Dans l’état actuel des choses, aucune arithmétique parlementaire ne permettra à May de faire passer l’accord par le parlement, étant donné que le principal parti d’opposition, le Parti travailliste (257 députés) s’y oppose, ainsi que le Parti national écossais, les libéraux démocrates, Plaid Cymru (Parti national du Pays de Galles) et le Parti des Verts, qui réunissent entre eux 52 députés. Les conservateurs comptent 315 députés et leurs partenaires de la coalition, le Parti démocrate-unioniste (DUP) en compte 10, permettant à May de gouverner en tant que gouvernement minoritaire. Toutefois, selon une analyse du Guardian, 89 conservateurs s’opposent publiquement à l’accord, ainsi que le DUP, et seule l’ampleur de la rébellion contre le traité est encore en question.

May a parlé aux députés lundi lors d’une séance de questions-réponses de plus de deux heures et demie, avertissant qu’un rejet de l’accord impliquerait un retour « à la case départ » et «une incertitude et une division importantes». Son appel a été ignoré. Les divisions au sein du parti au pouvoir sont telles qu’il a fallu plus d’une heure de débat avant qu’un député conservateur ne se prononce en faveur de l’accord.

May a le soutien du président de la Commission européenne Jean-Claude Juncker qui a déclaré à la BBC dimanche: « C'est le meilleur accord possible, c'est le seul accord possible », ajoutant: « Je ne changerai jamais d'avis ». Si les parlementaires votaient le rejet de l’accord, a-t-il averti, « nous n'aurions aucun accord ».

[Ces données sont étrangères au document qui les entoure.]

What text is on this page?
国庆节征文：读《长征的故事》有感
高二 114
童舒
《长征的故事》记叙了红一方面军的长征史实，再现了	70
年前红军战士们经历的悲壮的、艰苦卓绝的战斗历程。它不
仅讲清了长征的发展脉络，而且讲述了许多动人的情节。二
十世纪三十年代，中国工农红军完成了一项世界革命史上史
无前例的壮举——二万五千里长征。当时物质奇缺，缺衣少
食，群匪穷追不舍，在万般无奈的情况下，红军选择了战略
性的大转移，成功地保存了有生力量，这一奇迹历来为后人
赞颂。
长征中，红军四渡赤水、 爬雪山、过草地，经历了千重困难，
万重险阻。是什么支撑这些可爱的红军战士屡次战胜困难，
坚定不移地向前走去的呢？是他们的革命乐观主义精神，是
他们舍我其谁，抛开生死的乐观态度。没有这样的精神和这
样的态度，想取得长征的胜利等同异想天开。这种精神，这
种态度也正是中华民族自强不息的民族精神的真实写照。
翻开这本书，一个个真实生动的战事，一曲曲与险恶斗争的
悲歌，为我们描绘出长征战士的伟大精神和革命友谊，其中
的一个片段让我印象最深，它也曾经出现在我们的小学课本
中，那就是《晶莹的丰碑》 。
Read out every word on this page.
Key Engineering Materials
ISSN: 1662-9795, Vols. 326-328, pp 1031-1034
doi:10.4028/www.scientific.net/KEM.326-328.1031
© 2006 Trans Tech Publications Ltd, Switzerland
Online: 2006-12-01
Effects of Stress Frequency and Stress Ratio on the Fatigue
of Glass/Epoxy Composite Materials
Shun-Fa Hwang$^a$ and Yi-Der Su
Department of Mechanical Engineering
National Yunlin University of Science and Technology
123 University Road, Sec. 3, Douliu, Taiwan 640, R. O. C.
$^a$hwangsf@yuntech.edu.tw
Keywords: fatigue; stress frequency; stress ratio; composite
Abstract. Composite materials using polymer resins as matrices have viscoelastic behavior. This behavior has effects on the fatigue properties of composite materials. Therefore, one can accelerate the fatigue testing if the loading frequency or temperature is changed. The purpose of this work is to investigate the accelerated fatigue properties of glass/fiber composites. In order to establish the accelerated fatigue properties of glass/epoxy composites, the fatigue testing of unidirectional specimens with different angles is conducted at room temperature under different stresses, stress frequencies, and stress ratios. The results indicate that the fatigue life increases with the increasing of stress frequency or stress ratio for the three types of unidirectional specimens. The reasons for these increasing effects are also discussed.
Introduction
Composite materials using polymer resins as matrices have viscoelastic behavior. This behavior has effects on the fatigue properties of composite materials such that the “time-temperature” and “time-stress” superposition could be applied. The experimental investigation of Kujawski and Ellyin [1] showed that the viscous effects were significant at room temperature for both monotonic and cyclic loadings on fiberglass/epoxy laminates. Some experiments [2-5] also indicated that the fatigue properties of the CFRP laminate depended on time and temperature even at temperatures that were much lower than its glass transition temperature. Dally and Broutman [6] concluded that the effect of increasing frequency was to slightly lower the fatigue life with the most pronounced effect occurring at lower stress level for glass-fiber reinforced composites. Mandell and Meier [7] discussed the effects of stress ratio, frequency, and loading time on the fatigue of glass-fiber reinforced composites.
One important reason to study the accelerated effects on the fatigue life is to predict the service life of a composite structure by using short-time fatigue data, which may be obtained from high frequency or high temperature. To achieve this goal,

Beaucoup spéculent sur le fait que l'intransigeance de Juncker ne survivra pas à un vote négatif. En vendant consciencieusement son accord avec l'UE, May pourrait soit présumer soit se laisser dire qu’une défaite au parlement et la menace d’une sortie de l’UE sans accord lui permettrait de demander de nouvelles concessions à l'Europe – visant à satisfaire le DUP et l'aile pro-Brexit avant un second vote.

Paul Waugh écrit dans le Huffington Post que le 21 janvier était «la date de la Loi sur le retrait de l'UE, à laquelle May devait présenter une nouvelle déclaration au Parlement si son accord était rejeté à la première tentative. Les partisans du Brexit, comme ses adversaires, considèrent que cette échéance leur donnerait une marge de manœuvre vitale pour trouver une solution d’alternative ».

Le gouvernement a mis en place une nouvelle unité au sein du cabinet ministériel, baptisée «Project Vote», chargée de rallier les députés à l'accord de Theresa May. Hier, May a rencontré des députés au Pays de Galles, puis s'est rendue à Belfast pour rencontrer les dirigeants du DUP, ainsi que le Parti républicain Sinn Féin. Elle rencontrera ensuite des députés en Écosse et passera les jours suivants à s’adresser aux députés en Angleterre.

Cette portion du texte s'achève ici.